The Croatians were everywhere these days. In the holiday business. In the smuggling rings. It was hard to draw the line between the legitimate ones and the crooks.

Randazzo gave them a sarcastic grin and mumbled, “
Salute
.”

The biggest raised his glass of beer and said the same back.

Randazzo considered mumbling some low insult under his breath, then thought the better of it.

“What do we call you?” one of the men asked. “Father? Brother? What?”

Randazzo peered at them. In his view the Croatians were scum, mainly. Opportunists who’d just crawled their way to the other side of the Adriatic in the hope of screwing some money out of the first mug they encountered. He gave them one sour glance, then returned to his grappa.

“Maybe he’s supposed to be one of the silent ones,” the nearest suggested. “You know. The kind of monk who never says a thing because he’s too busy contemplating God or something?”

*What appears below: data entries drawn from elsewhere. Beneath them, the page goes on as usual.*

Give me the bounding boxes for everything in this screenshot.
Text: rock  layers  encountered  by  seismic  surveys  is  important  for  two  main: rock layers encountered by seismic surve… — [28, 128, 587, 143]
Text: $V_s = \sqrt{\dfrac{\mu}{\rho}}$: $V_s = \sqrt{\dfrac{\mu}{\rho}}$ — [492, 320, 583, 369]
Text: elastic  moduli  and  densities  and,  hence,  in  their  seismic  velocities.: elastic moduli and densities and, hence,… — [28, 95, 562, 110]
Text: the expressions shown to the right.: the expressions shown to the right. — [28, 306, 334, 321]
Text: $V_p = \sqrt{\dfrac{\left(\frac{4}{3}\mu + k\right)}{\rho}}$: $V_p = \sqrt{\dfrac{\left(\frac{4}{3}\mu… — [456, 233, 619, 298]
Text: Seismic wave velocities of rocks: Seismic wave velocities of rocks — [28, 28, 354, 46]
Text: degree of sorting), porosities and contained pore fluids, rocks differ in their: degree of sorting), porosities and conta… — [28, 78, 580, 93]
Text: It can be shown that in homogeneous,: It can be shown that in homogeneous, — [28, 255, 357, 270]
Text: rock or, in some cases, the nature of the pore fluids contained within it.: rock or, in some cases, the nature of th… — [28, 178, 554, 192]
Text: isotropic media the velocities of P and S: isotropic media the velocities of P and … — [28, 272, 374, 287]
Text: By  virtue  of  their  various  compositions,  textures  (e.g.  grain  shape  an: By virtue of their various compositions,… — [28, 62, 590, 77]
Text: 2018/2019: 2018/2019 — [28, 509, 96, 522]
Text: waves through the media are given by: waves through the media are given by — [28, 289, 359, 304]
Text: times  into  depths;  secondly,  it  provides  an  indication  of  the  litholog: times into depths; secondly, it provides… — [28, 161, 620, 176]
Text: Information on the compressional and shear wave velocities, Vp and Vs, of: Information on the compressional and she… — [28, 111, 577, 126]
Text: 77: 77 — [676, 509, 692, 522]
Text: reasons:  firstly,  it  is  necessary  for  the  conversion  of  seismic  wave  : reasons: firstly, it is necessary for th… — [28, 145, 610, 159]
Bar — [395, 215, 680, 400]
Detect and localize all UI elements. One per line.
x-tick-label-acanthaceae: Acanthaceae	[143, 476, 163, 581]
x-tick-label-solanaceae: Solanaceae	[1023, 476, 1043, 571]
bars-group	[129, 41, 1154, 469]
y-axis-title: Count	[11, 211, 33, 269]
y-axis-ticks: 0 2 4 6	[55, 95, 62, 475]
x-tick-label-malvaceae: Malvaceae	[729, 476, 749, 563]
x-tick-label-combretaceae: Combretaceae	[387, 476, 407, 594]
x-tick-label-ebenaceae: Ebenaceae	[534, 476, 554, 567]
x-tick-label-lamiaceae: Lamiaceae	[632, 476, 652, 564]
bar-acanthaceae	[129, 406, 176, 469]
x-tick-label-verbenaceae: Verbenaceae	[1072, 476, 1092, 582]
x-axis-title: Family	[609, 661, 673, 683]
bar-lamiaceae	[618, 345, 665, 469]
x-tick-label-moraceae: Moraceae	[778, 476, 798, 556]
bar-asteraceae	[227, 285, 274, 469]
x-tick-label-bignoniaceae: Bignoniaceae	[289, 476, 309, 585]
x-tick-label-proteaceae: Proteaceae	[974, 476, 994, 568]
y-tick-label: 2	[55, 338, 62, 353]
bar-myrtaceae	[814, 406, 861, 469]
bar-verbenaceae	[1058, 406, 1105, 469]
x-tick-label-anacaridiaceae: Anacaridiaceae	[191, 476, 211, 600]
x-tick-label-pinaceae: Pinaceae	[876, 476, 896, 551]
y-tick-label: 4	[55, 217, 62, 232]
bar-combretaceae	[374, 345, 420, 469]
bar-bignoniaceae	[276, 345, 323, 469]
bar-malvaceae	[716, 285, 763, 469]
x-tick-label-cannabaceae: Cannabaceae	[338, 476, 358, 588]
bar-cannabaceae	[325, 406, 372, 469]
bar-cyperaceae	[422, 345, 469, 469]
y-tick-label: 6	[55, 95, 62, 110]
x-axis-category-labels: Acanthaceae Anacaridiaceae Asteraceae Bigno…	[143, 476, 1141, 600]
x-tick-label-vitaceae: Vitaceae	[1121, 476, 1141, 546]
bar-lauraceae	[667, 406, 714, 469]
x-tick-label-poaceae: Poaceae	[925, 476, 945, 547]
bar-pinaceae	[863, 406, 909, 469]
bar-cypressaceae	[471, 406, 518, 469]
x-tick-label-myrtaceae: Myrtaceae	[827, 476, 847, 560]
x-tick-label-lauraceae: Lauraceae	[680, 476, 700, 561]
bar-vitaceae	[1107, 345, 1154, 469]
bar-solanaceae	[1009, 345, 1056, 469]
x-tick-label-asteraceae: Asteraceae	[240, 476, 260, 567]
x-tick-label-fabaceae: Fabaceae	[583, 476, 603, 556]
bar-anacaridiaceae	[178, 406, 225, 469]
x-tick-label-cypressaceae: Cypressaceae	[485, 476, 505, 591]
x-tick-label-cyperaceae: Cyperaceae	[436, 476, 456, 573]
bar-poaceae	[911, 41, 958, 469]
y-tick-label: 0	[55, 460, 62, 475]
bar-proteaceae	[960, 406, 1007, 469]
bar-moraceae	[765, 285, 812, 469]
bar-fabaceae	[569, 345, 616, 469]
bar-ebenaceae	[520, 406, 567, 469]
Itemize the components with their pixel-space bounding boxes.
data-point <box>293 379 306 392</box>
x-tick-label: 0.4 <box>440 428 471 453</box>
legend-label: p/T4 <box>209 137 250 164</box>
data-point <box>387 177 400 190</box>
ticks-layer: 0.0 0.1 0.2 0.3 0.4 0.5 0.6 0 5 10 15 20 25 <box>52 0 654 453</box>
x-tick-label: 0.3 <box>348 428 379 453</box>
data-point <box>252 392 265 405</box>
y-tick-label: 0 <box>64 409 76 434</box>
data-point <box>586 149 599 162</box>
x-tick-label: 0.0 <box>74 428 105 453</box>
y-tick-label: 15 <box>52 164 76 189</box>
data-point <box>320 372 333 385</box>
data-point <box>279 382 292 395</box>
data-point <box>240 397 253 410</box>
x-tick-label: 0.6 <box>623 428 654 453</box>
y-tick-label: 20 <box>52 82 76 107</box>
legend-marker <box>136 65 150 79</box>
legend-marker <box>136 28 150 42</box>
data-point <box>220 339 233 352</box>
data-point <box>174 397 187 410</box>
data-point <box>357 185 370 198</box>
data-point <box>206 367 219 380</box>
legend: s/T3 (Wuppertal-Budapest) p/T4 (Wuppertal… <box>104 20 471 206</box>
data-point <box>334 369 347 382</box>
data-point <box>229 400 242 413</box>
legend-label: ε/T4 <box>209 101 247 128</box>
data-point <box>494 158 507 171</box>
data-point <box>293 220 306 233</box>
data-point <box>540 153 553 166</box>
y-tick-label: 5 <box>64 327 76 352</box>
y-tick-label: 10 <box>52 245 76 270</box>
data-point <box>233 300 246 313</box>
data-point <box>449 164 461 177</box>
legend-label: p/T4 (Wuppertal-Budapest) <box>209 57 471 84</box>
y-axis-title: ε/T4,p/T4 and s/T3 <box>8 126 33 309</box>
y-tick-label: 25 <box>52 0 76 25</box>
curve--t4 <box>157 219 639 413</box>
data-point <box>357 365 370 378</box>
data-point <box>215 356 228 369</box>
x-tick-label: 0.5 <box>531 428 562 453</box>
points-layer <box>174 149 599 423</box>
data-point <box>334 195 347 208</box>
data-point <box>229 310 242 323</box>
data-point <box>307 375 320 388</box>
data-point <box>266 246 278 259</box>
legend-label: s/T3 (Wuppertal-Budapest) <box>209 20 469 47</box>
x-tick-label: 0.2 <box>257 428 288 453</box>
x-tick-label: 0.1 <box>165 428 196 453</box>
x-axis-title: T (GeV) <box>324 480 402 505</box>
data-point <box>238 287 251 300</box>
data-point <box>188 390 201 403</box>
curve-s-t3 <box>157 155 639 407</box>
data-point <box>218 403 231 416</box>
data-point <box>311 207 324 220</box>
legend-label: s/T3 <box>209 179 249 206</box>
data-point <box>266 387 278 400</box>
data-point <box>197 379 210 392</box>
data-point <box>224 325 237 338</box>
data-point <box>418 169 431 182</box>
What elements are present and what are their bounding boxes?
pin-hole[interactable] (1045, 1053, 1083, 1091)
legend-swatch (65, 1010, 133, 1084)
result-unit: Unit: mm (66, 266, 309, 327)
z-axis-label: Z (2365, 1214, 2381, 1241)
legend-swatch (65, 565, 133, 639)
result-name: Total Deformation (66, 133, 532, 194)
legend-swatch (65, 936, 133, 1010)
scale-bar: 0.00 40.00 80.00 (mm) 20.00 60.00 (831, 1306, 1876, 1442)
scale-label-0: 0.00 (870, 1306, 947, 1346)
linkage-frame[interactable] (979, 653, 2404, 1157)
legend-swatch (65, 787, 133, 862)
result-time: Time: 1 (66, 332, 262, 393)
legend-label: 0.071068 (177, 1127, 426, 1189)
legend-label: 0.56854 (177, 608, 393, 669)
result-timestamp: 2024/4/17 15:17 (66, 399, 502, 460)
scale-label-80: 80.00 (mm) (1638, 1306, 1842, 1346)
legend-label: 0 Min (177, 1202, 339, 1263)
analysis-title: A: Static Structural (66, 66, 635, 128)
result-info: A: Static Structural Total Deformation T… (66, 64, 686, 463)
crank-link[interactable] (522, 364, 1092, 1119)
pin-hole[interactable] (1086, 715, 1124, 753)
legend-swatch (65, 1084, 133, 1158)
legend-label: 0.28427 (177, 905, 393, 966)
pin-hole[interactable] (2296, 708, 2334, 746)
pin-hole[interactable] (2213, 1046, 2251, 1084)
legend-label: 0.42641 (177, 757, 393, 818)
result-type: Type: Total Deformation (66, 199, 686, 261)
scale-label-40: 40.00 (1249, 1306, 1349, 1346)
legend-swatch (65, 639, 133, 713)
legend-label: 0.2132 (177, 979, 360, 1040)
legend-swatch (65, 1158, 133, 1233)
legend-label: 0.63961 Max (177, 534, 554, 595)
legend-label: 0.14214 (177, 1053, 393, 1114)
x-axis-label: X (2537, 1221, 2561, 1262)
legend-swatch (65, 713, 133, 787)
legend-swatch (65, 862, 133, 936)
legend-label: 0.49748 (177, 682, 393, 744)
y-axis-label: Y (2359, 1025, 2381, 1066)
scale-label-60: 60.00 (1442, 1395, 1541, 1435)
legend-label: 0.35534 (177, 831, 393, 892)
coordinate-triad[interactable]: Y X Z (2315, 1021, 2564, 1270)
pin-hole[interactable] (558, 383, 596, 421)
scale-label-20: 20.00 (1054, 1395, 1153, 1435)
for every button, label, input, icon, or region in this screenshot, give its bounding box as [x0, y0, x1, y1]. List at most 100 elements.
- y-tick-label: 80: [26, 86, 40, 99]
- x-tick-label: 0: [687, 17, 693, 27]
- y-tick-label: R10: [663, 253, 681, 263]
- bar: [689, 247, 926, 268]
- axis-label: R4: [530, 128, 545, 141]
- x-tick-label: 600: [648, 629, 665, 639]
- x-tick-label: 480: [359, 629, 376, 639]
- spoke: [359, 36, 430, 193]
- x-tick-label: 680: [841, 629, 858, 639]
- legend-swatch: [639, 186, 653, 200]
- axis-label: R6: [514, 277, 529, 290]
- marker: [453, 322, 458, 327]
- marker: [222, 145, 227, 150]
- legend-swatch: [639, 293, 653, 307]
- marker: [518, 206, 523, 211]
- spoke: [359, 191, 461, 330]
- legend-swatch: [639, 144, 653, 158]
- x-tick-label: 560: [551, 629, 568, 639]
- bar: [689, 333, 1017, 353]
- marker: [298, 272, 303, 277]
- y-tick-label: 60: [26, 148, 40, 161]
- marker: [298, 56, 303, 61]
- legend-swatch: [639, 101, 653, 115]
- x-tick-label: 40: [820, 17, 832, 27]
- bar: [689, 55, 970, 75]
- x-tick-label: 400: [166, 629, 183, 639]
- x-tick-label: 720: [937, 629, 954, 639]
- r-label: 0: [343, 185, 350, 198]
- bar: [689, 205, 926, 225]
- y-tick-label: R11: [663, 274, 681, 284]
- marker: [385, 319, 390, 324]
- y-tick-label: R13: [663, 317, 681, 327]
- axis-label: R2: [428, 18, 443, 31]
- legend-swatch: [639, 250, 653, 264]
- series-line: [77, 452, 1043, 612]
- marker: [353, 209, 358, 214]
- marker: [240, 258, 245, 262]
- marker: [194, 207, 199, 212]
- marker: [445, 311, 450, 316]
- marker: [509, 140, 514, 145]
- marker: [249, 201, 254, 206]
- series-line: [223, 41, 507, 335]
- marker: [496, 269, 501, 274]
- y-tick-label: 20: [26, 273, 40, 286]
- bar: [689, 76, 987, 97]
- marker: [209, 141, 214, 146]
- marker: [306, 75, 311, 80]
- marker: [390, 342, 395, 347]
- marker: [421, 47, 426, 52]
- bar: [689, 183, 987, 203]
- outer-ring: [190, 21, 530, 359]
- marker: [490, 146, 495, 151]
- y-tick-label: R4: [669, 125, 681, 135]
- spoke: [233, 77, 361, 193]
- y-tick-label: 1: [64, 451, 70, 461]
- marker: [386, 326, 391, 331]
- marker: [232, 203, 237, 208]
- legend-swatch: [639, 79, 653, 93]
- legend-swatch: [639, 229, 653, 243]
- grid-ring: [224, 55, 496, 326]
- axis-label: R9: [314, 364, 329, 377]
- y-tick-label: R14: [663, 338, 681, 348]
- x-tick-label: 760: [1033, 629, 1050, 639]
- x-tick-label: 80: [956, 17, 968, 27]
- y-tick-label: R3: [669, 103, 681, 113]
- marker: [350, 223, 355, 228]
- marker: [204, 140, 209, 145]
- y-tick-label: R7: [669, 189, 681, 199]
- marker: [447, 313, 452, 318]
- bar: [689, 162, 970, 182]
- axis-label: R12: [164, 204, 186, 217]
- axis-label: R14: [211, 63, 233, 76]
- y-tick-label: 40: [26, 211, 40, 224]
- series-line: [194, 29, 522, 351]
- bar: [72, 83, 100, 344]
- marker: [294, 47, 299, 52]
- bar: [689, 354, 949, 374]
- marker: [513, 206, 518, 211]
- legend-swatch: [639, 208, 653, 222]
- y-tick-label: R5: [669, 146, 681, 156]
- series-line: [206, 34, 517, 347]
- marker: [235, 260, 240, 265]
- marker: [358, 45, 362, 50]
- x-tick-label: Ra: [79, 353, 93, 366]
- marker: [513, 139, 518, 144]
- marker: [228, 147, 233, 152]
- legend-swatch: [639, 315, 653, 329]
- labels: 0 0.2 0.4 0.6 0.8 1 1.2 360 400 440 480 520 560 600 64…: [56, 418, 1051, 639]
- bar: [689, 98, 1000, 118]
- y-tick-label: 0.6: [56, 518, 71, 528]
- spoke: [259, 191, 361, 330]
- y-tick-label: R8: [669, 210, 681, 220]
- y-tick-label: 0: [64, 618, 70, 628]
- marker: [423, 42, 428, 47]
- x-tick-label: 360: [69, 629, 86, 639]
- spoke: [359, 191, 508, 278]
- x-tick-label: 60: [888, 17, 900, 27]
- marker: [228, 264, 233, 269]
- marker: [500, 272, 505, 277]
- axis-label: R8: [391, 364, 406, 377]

The weasel-like dark-eyed creature by his side laughed. “Too busy contemplating his glass, more like. And what’s on his plate. You pay for that, Father, Brother, Sister, Uncle? Or whatever they call you?”

And they never had any respect. That was another thing that bugged him about the Croatians.

“I pay for everything,” Randazzo replied, trying not to sound drunk. “Including scum like you.”

They were coming into focus now. There were three of them. One older, bigger than the rest. Randazzo took a good look around the empty square.

“Lavazzi! Malipiero!” he yelled. “Where the hell are you when you’re wanted?”

“Language, language,” the big one tut-tutted under his breath.

“Where the fu…”

Randazzo cut what he was about to say and looked inside the restaurant. There was no one there now. Not even the insolent little waiter. The piazza was silent and empty, not a face at any of the windows, not a hand pushing out ribbons of washing onto the ropes that were strung across the adjoining alleyways, one wall to the other. Nothing but him, the men and some old stone lions.